Living in Jakarta as a kid and a young adult are two very different things. For a know-nothing-better kid, I was quite a busy one. Spending almost every evening thinking about how to extend my curfew, my seemingly important goal was to take a part in another round of hide-and-seek games with my friends in the park. It’s actually pretty funny to reflect on how discovering a secret hole behind the bushes was all that mattered back then.
Several years have passed since then. As a striving-for-the-future young adult, I’m starting to grasp the concept of how the world actually works. For some of us, life turns out to be a series of routine we know better than our own palm lines. “What is life without some impromptu things to enjoy?” I often say. But then, I still wake up at 6 every day, do my morning walk before heading off to work, deal with the city’s constant traffic alongside hundred of other metropolitans, and with that goes the scraps of my energy to do anything else at night. I'm left with no other choice but to go home and sleep.
So, here is my question: are we still the same person without the routine that shapes us daily? Without putting Taylor Swift’s songs on shuffle as I make myself presentable, the short stroll around the nearest mini-market to resolve which bread to buy for breakfast, the beam of sunlight creating a shadow in the shape of me one step behind, or the dilemma of what to order for lunch even when it’s still as early as 10 o’clock, my life will surely be less organized. It may sound a bit far-fetched but I feel like I can no longer picture myself sustaining a week without a routine to hold on to.

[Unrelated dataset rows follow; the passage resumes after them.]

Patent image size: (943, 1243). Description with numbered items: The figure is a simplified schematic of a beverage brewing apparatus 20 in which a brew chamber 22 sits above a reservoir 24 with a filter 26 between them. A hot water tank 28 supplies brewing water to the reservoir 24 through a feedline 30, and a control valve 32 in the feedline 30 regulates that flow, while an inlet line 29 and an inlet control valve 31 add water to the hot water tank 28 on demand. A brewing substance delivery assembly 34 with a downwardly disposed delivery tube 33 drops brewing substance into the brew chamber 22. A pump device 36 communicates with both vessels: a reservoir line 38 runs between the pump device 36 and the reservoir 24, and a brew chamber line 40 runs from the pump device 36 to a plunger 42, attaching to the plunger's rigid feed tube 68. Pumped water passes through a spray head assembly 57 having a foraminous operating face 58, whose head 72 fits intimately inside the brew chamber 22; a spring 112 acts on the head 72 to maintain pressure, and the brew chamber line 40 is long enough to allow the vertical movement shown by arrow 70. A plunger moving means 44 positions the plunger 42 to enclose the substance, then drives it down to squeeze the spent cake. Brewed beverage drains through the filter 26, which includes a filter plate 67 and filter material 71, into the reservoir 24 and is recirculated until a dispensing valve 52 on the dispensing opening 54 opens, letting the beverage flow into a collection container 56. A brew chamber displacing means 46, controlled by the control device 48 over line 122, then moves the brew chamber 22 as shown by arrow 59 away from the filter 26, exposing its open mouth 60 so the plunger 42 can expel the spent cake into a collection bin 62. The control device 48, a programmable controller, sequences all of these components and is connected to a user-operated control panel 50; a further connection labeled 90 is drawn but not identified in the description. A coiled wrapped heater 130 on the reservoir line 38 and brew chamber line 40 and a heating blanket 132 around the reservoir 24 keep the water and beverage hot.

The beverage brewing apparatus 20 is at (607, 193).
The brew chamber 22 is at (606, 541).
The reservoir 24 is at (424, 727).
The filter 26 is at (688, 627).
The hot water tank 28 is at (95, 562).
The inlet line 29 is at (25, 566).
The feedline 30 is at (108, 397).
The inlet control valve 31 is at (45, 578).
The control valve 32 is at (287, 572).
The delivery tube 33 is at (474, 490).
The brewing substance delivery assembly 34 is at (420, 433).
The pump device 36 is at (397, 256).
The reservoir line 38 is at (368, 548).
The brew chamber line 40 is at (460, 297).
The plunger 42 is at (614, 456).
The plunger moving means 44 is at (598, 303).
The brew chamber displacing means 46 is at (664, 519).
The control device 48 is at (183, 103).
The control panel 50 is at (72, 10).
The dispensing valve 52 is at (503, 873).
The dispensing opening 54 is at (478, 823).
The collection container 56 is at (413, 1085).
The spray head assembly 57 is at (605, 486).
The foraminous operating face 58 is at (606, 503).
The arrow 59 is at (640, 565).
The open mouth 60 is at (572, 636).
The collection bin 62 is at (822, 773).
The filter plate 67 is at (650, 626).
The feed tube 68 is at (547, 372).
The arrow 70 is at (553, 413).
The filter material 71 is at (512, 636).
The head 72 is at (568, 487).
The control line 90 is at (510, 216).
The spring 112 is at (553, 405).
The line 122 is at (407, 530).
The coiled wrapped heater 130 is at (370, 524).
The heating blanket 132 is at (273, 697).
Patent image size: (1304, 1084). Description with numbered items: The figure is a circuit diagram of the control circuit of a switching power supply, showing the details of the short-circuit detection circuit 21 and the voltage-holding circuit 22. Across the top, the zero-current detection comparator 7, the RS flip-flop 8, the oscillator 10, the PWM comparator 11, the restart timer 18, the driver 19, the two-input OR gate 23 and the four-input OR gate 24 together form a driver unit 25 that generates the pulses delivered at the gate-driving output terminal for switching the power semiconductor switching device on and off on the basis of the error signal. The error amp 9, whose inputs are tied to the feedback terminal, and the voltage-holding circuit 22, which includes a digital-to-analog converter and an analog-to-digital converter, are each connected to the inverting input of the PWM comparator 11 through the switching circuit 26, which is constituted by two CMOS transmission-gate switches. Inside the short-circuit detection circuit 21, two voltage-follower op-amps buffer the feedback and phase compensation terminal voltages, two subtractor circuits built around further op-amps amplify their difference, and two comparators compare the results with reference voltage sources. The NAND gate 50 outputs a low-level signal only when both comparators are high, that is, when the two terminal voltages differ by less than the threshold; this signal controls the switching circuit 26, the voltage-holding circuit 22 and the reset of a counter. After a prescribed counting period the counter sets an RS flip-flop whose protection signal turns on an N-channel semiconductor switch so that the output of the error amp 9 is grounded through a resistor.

It’s not until I felt a little unwell yesterday that my mind started to wander around this issue. The idea of taking a day off and doing nothing in the small room that me and my sister rented seemed like a brake that made me instantly feel better. Without the routine to keep my pace steady, I wasn’t sure what the world had to offer suddenly. This totally juxtaposes how I was as a kid. The only obligation I had to comply with was an afternoon nap (which might sound so heavenly now but long ago it was not). Having a sacred time for a few-hours siesta was the reason why I used to despise it with a passion. Dammit.
Some pictures I took on my morning stroll
I’m not sure what is it about having a routine that is so comforting now. Knowing with confidence where to stride probably? Or the familiar feeling with your surrounding: the soft morning sunlight and hanging tropical leaves through the length of your path to the office? It is a pleasure to get recognized just by your footsteps like having it known as a part of your tag—maybe the same charm is what we're searching for in a routine: to know and be known as a certain part of something in this big universe.
Or in my case, in a big city called Jakarta.
Ah, the city of routine. The city of possibilities. Maybe one day I’ll flood this blog with something more to your taste: a backpacking journey or some traveling experiences. But for now, Jakarta is all I have. My alone time treading the pavement I have carefully memorized makes me realize something: I want to make the best out of it. The impulse to capture the simplest moment surfaces as I now know where precisely the most riveting story takes place. There may be something immutable about having a routine that makes it feel almost boring, but I believe there are some beauty in it if you know just where to look.